Highlights: The government is keen to emphasize that any measures should minimize the impact on AI innovation and growth. They are explicit in recommending agencies defer to self-regulation where possible, with a preference for voluntary standards, followed by independent standard-setting organizations, with top-down regulation as a last resort. Agencies are encouraged to ensure public participation, via input into the regulatory process and the dissemination of important information.

Why it matters: This can be read as a message to the AI industry to start making clear proposals for self-governance, in time for these to be considered by agencies when they are making regulatory plans over the next 6 months.
   Read more: Guidance for Regulation of Artificial Intelligence Applications (Gov).

####################################################

Tech Tales:

The Invisible War
Twitter, Facebook, TikTok, YouTube, and others yet-to-be-invented. 2024.

It started like this: Missiles hit a school in a rural village with no cell reception and no internet. The photos came from a couple of news accounts. Things spread from there.

The country responded, claiming through official channels that it had been attacked. It threatened consequences. Then those consequences arrived in the form of missiles – a surgical strike, the country said, delivered to another country’s military facilities. The other country published photos to its official social media accounts, showing pictures of smoking rubble.

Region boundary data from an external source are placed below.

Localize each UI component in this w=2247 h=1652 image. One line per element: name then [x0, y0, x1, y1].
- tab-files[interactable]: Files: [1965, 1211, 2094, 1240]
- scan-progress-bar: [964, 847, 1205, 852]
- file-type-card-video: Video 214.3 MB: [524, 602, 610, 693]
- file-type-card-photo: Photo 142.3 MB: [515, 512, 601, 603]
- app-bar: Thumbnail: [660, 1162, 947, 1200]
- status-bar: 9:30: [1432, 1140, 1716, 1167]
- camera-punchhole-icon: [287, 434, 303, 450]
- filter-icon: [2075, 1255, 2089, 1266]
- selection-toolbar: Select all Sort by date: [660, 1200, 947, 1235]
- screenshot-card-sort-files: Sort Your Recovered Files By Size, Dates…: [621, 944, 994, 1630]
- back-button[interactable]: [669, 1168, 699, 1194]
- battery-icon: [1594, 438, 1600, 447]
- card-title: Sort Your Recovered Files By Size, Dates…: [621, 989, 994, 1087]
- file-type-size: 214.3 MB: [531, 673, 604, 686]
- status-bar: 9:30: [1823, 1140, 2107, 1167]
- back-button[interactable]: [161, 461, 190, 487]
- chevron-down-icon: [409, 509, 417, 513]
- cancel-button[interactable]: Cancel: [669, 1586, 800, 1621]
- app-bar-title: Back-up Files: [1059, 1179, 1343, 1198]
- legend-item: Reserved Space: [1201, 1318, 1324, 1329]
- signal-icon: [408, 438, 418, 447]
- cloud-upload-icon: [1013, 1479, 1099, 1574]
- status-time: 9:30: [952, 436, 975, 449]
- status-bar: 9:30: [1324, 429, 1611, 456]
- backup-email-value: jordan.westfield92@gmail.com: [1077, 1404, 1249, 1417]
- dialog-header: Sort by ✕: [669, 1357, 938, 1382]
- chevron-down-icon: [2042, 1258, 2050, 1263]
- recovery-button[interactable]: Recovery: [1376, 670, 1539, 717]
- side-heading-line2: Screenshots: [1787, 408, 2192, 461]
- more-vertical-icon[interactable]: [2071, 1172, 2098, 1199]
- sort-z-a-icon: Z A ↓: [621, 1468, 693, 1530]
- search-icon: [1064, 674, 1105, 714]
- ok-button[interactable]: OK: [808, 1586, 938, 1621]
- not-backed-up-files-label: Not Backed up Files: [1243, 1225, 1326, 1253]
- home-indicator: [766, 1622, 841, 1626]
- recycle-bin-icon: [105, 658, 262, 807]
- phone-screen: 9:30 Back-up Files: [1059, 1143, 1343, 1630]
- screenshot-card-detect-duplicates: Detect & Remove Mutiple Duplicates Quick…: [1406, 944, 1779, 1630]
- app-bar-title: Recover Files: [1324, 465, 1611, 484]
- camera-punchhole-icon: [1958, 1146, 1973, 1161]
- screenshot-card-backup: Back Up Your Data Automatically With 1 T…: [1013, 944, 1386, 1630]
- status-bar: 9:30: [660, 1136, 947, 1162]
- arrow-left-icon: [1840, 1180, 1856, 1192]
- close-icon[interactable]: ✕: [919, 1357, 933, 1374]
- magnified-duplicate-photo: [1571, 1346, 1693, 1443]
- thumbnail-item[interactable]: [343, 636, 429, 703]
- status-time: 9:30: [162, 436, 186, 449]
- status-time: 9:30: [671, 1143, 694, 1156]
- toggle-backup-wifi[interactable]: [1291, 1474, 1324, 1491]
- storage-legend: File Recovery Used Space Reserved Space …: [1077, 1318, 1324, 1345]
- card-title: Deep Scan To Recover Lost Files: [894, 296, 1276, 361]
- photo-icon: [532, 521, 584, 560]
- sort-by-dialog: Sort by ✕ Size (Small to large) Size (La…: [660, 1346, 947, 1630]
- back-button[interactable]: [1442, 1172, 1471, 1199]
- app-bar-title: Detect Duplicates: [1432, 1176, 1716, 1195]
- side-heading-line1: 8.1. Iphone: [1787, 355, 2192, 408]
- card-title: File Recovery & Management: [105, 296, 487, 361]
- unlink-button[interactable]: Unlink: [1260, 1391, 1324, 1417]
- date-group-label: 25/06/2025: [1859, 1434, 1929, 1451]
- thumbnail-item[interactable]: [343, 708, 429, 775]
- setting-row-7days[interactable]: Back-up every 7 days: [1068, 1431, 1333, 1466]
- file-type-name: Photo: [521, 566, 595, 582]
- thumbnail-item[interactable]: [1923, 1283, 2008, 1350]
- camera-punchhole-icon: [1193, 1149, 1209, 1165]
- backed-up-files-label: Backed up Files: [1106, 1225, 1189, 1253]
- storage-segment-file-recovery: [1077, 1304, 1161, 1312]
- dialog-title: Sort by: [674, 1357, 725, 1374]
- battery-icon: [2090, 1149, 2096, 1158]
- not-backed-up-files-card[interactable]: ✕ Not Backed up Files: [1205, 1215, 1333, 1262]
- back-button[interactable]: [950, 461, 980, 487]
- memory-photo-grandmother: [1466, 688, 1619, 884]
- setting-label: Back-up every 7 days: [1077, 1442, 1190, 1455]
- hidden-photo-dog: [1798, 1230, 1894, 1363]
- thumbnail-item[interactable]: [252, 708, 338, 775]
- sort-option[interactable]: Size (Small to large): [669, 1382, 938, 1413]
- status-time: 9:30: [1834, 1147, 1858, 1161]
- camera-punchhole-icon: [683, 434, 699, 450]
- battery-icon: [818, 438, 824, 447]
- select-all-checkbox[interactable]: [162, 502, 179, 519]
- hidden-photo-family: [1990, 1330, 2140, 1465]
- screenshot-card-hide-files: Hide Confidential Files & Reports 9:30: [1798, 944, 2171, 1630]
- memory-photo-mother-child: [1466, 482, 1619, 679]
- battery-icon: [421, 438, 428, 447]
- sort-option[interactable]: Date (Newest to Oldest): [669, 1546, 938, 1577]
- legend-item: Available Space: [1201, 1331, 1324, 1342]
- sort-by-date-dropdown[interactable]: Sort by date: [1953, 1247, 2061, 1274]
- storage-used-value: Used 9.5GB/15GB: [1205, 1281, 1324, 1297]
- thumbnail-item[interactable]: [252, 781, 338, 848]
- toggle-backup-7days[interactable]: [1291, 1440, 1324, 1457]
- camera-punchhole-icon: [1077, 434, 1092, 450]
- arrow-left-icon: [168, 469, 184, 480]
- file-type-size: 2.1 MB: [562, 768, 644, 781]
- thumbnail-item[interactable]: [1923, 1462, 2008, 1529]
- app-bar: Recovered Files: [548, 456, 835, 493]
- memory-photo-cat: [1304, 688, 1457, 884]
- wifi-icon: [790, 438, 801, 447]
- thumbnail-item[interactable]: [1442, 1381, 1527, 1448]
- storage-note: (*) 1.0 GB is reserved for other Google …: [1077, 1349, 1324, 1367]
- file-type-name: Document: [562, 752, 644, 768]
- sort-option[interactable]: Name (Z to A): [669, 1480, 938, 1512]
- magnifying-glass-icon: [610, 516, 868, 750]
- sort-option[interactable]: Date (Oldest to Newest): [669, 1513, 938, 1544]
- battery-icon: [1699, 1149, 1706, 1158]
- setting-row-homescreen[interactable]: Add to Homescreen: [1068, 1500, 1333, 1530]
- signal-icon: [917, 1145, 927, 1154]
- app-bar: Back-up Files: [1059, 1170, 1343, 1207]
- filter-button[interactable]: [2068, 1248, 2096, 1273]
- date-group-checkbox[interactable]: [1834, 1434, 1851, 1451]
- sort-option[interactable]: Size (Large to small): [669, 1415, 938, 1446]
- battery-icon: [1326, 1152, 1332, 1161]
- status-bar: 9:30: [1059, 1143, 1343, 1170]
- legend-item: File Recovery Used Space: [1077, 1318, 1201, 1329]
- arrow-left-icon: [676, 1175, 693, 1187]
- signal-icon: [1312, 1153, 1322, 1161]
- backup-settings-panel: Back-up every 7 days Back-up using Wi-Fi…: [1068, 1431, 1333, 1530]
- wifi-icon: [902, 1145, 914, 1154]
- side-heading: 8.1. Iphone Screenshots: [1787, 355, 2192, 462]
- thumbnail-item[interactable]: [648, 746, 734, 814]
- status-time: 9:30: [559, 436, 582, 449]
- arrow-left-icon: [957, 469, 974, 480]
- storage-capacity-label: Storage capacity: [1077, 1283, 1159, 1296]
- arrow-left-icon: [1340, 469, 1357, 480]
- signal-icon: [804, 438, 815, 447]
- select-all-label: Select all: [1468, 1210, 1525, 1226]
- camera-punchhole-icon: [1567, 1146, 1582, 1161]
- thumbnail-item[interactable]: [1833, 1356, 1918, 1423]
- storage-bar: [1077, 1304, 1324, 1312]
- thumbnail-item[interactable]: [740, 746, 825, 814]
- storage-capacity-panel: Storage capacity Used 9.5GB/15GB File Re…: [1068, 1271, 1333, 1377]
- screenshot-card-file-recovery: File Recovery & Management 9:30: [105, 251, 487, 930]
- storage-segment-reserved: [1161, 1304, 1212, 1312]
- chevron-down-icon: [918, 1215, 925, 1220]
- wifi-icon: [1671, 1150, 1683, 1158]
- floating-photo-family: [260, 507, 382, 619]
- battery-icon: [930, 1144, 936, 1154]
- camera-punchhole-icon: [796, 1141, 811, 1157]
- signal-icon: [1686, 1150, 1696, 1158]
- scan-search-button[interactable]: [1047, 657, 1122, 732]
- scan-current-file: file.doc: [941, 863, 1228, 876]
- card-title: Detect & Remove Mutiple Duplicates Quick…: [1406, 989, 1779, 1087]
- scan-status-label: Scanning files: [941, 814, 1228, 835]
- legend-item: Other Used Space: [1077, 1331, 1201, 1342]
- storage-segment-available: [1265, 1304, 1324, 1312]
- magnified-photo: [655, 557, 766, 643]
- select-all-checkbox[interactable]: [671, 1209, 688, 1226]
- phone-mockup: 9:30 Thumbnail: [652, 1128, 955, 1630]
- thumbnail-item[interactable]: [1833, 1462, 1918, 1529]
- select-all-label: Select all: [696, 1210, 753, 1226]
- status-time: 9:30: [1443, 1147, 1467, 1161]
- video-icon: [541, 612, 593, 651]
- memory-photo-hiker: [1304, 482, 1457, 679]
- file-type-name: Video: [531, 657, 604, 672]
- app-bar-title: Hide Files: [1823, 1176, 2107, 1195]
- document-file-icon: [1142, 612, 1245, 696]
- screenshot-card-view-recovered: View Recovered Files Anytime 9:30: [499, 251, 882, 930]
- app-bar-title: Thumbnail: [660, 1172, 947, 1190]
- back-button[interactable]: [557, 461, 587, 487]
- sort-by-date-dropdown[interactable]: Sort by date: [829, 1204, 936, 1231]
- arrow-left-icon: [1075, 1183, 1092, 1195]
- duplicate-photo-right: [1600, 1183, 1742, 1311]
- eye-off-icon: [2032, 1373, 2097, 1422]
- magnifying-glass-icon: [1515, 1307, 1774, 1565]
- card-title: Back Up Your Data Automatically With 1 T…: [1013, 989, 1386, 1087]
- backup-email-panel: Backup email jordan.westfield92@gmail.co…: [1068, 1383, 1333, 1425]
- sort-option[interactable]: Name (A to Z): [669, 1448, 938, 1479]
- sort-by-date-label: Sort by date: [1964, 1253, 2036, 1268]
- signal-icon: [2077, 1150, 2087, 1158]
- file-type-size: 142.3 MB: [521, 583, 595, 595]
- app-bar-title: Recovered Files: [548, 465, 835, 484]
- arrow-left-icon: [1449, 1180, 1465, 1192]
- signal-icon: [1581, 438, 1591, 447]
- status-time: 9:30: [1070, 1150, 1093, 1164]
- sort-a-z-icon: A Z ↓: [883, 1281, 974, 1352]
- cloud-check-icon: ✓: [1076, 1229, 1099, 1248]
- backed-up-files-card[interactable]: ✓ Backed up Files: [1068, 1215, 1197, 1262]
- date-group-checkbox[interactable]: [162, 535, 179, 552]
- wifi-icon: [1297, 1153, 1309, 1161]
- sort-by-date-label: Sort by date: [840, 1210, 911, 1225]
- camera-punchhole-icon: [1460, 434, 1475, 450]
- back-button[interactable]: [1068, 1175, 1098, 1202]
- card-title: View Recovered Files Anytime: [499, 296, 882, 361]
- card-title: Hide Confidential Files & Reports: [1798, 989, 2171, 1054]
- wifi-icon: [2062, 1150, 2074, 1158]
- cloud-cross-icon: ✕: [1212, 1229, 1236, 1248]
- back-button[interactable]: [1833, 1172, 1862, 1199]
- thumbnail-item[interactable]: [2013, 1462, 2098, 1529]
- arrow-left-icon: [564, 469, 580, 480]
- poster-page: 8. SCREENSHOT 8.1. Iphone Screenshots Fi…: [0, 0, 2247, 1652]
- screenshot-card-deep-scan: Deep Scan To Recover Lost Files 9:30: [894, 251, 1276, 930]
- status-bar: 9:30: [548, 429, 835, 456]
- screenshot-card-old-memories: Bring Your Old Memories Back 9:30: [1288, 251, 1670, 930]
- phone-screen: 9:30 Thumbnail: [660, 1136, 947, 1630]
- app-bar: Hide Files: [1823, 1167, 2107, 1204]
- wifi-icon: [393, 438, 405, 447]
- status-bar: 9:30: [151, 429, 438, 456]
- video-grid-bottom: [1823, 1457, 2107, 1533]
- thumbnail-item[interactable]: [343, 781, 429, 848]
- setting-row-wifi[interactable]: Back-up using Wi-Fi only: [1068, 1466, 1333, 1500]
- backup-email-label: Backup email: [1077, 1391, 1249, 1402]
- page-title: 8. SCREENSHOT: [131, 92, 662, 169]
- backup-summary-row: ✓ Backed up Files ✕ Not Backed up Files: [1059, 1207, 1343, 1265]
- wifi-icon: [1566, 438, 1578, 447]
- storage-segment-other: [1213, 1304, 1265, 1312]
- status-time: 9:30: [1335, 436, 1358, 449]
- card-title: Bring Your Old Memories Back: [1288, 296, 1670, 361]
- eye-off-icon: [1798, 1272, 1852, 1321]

War was something to be feared and avoided, the countries said on their respective social media accounts. They would negotiate. Both countries got something out of it – one of them got a controversial tariff renegotiated, the other got to move some tanks to a frontier base. No one really noticed these things, because people were focused on the images of the damaged buildings, and the endlessly copied statements about war.

It was a kid who blew up the story. They paid for some microsatellite-time and dumped the images on the internet. Suddenly, there were two stories circulating – “official” pictures showing damaged military bases and a destroyed school, and “unofficial” pictures showing the truth.
  These satellite pictures are old, the government said.
  Due to an error, our service showed images with incorrect timestamps, said the satellite company. We have corrected the error.
  All the satellite imagery providers ended up with the same images: broken school, burnt military bases.
  Debates went on for a while, as they do. But they quieted out. Maybe a month later a reporter got a telephoto of the military base – but it had been destroyed. What the reporter didn’t know was whether it had been destroyed in the attack, or subsequently and intentionally. It took months for someone to make it to the village with the school – and that had been destroyed as well. During the attack or after? No way to tell.

And a few months later, another conflict appeared. And the cycle repeated.

Things that inspired this story: The way the Iran-US conflict unfolded primarily on social media; propaganda and fictions; the long-term economics of ‘shoeleather reporting’ versus digital reporting; Planet Labs; microsatellites; wars as narratives; wars as cultural moments; war as memes.